Synthesis of (1S,2S)-(+)-benzyloxycyclopentyl–amidoferrocenyldithiophoshonate (3)
Compound 3 was prepared in the same manner as compound 2, from [FcP(S)(μ-S)]2 (1.00 g, 1.78 mmol) and 1S,2S-(+)-benzyloxycyclopentyl amine 0.68 g (3.56 mmol) in toluene (25 mL). Yield: 1.19 g (76%), m.p.: 174–176°C. [α]58925 = 53.33 (c = 0.15 in THF). IR(KBr, cm−1) νmax: 645 (s, PS2, asym) and 525 (m, PS2, sym). 1H NMR (DMSO-d6 ppm) δ: 8.29(br, 1H, NH), 7.37(br, 5H, arom.), 4.54 (br, s, 2H, C5H4), 4.21 (br, s, 5H, C5H5), 4.18 (br, s, 2H, C5H4), 3.99 (br, 2H, OCH2), 3.80 – 1.69(br, m, 8H, C5H8 group). 31P NMR (DMSO-d6 ppm) δ: 62.09 ppm (JPN-H = 38.2 Hz) ppm. MS (ESI): m/z = 296.86 [M-C5H8OCH2C6H5]+. Anal. Calcd. for C22H27NOPS2Fe: C, 56.06; H, 5.59; N, 2.97%. Found: C, 60.07; H, 6.34; N, 3.30%.
Synthesis of [Cu{Fe(η5-C5H5)(η5-C5H4P(OR)S2)(PPh3)2}] (R = myrtanyl) (4)

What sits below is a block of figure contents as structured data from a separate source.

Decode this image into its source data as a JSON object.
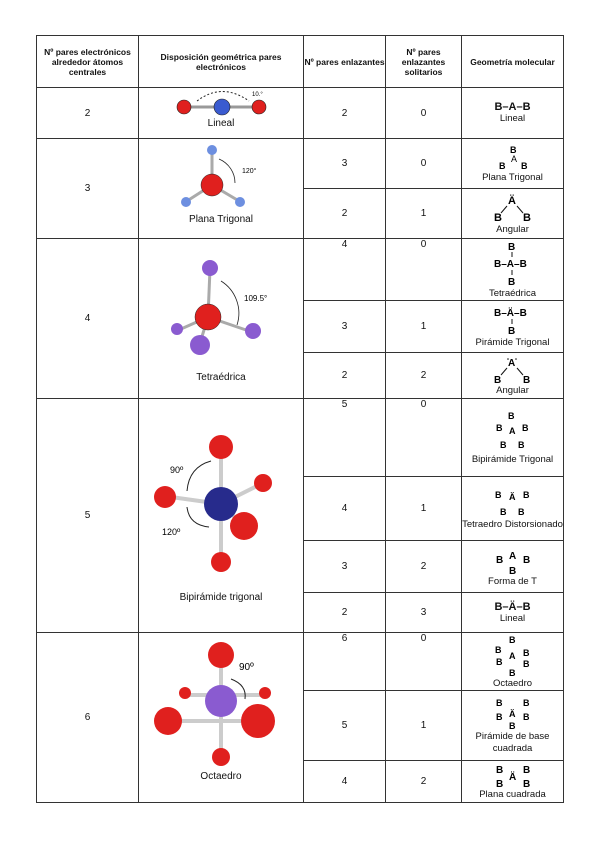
{
  "headers": {
    "pairs": "Nº pares electrónicos alrededor átomos centrales",
    "disposition": "Disposición geométrica pares electrónicos",
    "bonding": "Nº pares enlazantes",
    "lone": "Nº pares enlazantes solitarios",
    "geometry": "Geometría molecular"
  },
  "groups": [
    {
      "pairs": "2",
      "disposition": "Lineal",
      "angle": "10.°",
      "molecule_icon": "linear-molecule-model"
    },
    {
      "pairs": "3",
      "disposition": "Plana Trigonal",
      "angle": "120°",
      "molecule_icon": "trigonal-planar-molecule-model"
    },
    {
      "pairs": "4",
      "disposition": "Tetraédrica",
      "angle": "109.5°",
      "molecule_icon": "tetrahedral-molecule-model"
    },
    {
      "pairs": "5",
      "disposition": "Bipirámide trigonal",
      "angle_top": "90º",
      "angle_bottom": "120º",
      "molecule_icon": "trigonal-bipyramidal-molecule-model"
    },
    {
      "pairs": "6",
      "disposition": "Octaedro",
      "angle": "90º",
      "molecule_icon": "octahedral-molecule-model"
    }
  ],
  "rows": [
    {
      "bonding": "2",
      "lone": "0",
      "formula": "B–A–B",
      "geometry": "Lineal"
    },
    {
      "bonding": "3",
      "lone": "0",
      "formula": "",
      "geometry": "Plana Trigonal"
    },
    {
      "bonding": "2",
      "lone": "1",
      "formula": "",
      "geometry": "Angular"
    },
    {
      "bonding": "4",
      "lone": "0",
      "formula": "",
      "geometry": "Tetraédrica"
    },
    {
      "bonding": "3",
      "lone": "1",
      "formula": "",
      "geometry": "Pirámide Trigonal"
    },
    {
      "bonding": "2",
      "lone": "2",
      "formula": "",
      "geometry": "Angular"
    },
    {
      "bonding": "5",
      "lone": "0",
      "formula": "",
      "geometry": "Bipirámide Trigonal"
    },
    {
      "bonding": "4",
      "lone": "1",
      "formula": "",
      "geometry": "Tetraedro Distorsionado"
    },
    {
      "bonding": "3",
      "lone": "2",
      "formula": "",
      "geometry": "Forma de T"
    },
    {
      "bonding": "2",
      "lone": "3",
      "formula": "B–Ä–B",
      "geometry": "Lineal"
    },
    {
      "bonding": "6",
      "lone": "0",
      "formula": "",
      "geometry": "Octaedro"
    },
    {
      "bonding": "5",
      "lone": "1",
      "formula": "",
      "geometry": "Pirámide de base cuadrada"
    },
    {
      "bonding": "4",
      "lone": "2",
      "formula": "",
      "geometry": "Plana cuadrada"
    }
  ],
  "symbols": {
    "central": "A",
    "ligand": "B"
  },
  "colors": {
    "red": "#e0201e",
    "blue": "#3a5bd0",
    "purple": "#8a5bd0",
    "navy": "#272b8c",
    "lightblue": "#6d8fe0"
  }
}
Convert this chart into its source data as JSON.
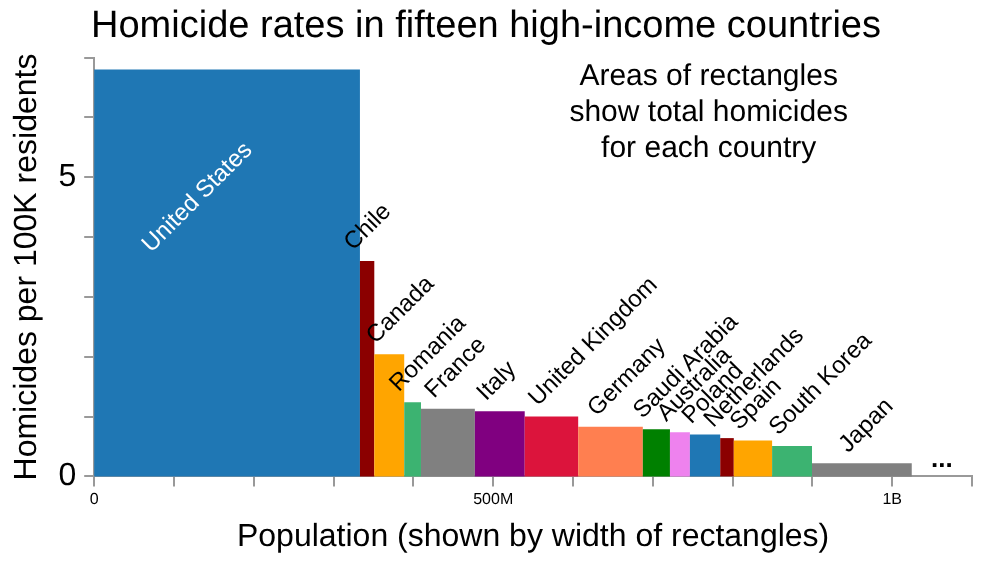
{
  "chart_data": {
    "type": "histogram",
    "title": "Homicide rates in fifteen high-income countries",
    "xlabel": "Population (shown by width of rectangles)",
    "ylabel": "Homicides per 100K residents",
    "bins": [
      0,
      333000000,
      351000000,
      388500000,
      409500000,
      477000000,
      539500000,
      606500000,
      687500000,
      721500000,
      746500000,
      784500000,
      801500000,
      849500000,
      899500000,
      1024500000
    ],
    "values": [
      6.8,
      3.6,
      2.04,
      1.24,
      1.13,
      1.09,
      1.0,
      0.83,
      0.79,
      0.74,
      0.7,
      0.64,
      0.6,
      0.51,
      0.22
    ],
    "colors": [
      "#1f77b4",
      "#8b0000",
      "#ffa500",
      "#3cb371",
      "#808080",
      "#800080",
      "#dc143c",
      "#ff7f50",
      "#008000",
      "#ee82ee",
      "#1f77b4",
      "#8b0000",
      "#ffa500",
      "#3cb371",
      "#808080"
    ],
    "xlim": [
      0,
      1100000000
    ],
    "xticks": [
      0,
      {
        "value": 100000000,
        "label": null
      },
      {
        "value": 200000000,
        "label": null
      },
      {
        "value": 300000000,
        "label": null
      },
      {
        "value": 400000000,
        "label": null
      },
      {
        "value": 500000000,
        "label": "500M"
      },
      {
        "value": 600000000,
        "label": null
      },
      {
        "value": 700000000,
        "label": null
      },
      {
        "value": 800000000,
        "label": null
      },
      {
        "value": 900000000,
        "label": null
      },
      {
        "value": 1000000000,
        "label": "1B"
      },
      {
        "value": 1100000000,
        "label": null
      }
    ],
    "ylim": [
      0,
      7
    ],
    "yticks": [
      0,
      {
        "value": 1,
        "label": null
      },
      {
        "value": 2,
        "label": null
      },
      {
        "value": 3,
        "label": null
      },
      {
        "value": 4,
        "label": null
      },
      5,
      {
        "value": 6,
        "label": null
      },
      {
        "value": 7,
        "label": null
      }
    ],
    "legend": false,
    "annotations": [
      "Areas of rectangles show total homicides for each country",
      {
        "text": "United States",
        "x": 166500000,
        "y": 6.8
      },
      {
        "text": "Chile",
        "x": 342000000,
        "y": 3.6
      },
      {
        "text": "Canada",
        "x": 369750000,
        "y": 2.04
      },
      {
        "text": "Romania",
        "x": 399000000,
        "y": 1.24
      },
      {
        "text": "France",
        "x": 443250000,
        "y": 1.13
      },
      {
        "text": "Italy",
        "x": 508250000,
        "y": 1.09
      },
      {
        "text": "United Kingdom",
        "x": 573000000,
        "y": 1.0
      },
      {
        "text": "Germany",
        "x": 647000000,
        "y": 0.83
      },
      {
        "text": "Saudi Arabia",
        "x": 704500000,
        "y": 0.79
      },
      {
        "text": "Australia",
        "x": 734000000,
        "y": 0.74
      },
      {
        "text": "Poland",
        "x": 765500000,
        "y": 0.7
      },
      {
        "text": "Netherlands",
        "x": 793000000,
        "y": 0.64
      },
      {
        "text": "Spain",
        "x": 825500000,
        "y": 0.6
      },
      {
        "text": "South Korea",
        "x": 874500000,
        "y": 0.51
      },
      {
        "text": "Japan",
        "x": 962000000,
        "y": 0.22
      },
      "..."
    ]
  }
}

A solution of [Cu(PPh3)2NO3] (0.13 g, 0.20 mmol) in THF(10 mL) was added dropwise to a solution of (1S, 2S, 5S)–O-myrtanyl-ferrocenyldithiophoshonate 1 (0.10 g, 0.20 mmol) in THF (10 mL) and stirred at r.t. for 2 h. A yellow-orange solution was observed. The reaction mixture was filtered and the solvent was removed under reduced pressure. A yellow-orange crystalline product was isolated. Yield: 0.12 g, 60%, m.p.: 179–180°C. [α]58925 = 120 (c = 0.05 in THF). IR (KBr, cm−1) νmax: 642 (s, PS2, asym) and 515 (m, PS2, sym). 1H NMR (CDCl3, ppm) δ: 7.43 – 7.25 (m, 30H, arom.), 4.36 (br, 2H, C5H4), 4.25 (s, 2H, C5H5), 4.21 (s, 2H, C5H4), 3.80 (m, 2H, OCH2), 2.40–1.10 (m, 9H, in myrtanyl group), 1.24 (s, 3H,CH3), 0.87 (s, 3H, −CH3). 31P NMR (CDCl3, ppm) δ: 97.85 (PS2) and −2.87 (PPh3) ppm. Anal. Calcd. for C56H56OP3S2FeCu (1021.51 g.mol−1): C, 65.84; H, 5.52; S, 6.27%. Found: C, 65.49; H, 5.54; S, 5.93%.
Synthesis of [Ag{Fe(η5-C5H5)(η5-C5H4P(OR)S2)(PPh3)2}]2 (R = CH3) (5)
A mixture of AgNO3 (0.12 g, 0.70 mmol) and PPh3 (0.18 g, 0.70 mmol) in MeOH (20 mL) was added dropwise to a solution of the compound (R) - (+) – 1 - Phenylethyl amidoferrocenyldithiophosphonate [35] (0.28 g, 0.70 mmol) in toluene (25 mL) and stirred for 2 h. A yellow precipitate product was immediately formed. The product was filtered, washed with petroleum ether(40–60°C) and dried in air. Yield: 0.38 g (79%). M.p.:>160°C(dec.). IR(KBr, cm−1) νmax: 649 (νasym PS2) and 560 (νsym PS2). 1H NMR (CDCl3, ppm) δ: 7.36 – 7.02 (m, 30H, arom.), 4.55 (br, 4H, 2× C5H4), 4.36 (br, 4H, 2xC5H4), 4.16 (s, br, 10H, 2xC5H5), 1.39 (d, br, 6H, 2xOCH3, 3JP,H = 5.4 Hz). 31P NMR (CDCl, ppm) δ: 97.82 (PS2) and 6.03 (PPh3). MS (ESI) (m/z): 279.1 [FcPS2]+. Anal. Calc. for C58H54O2P4S4Fe2Ag2: C, 51.12; H, 3.99; S, 9.41. Found: C, 50.76; H, 3.96; S, 9.87%.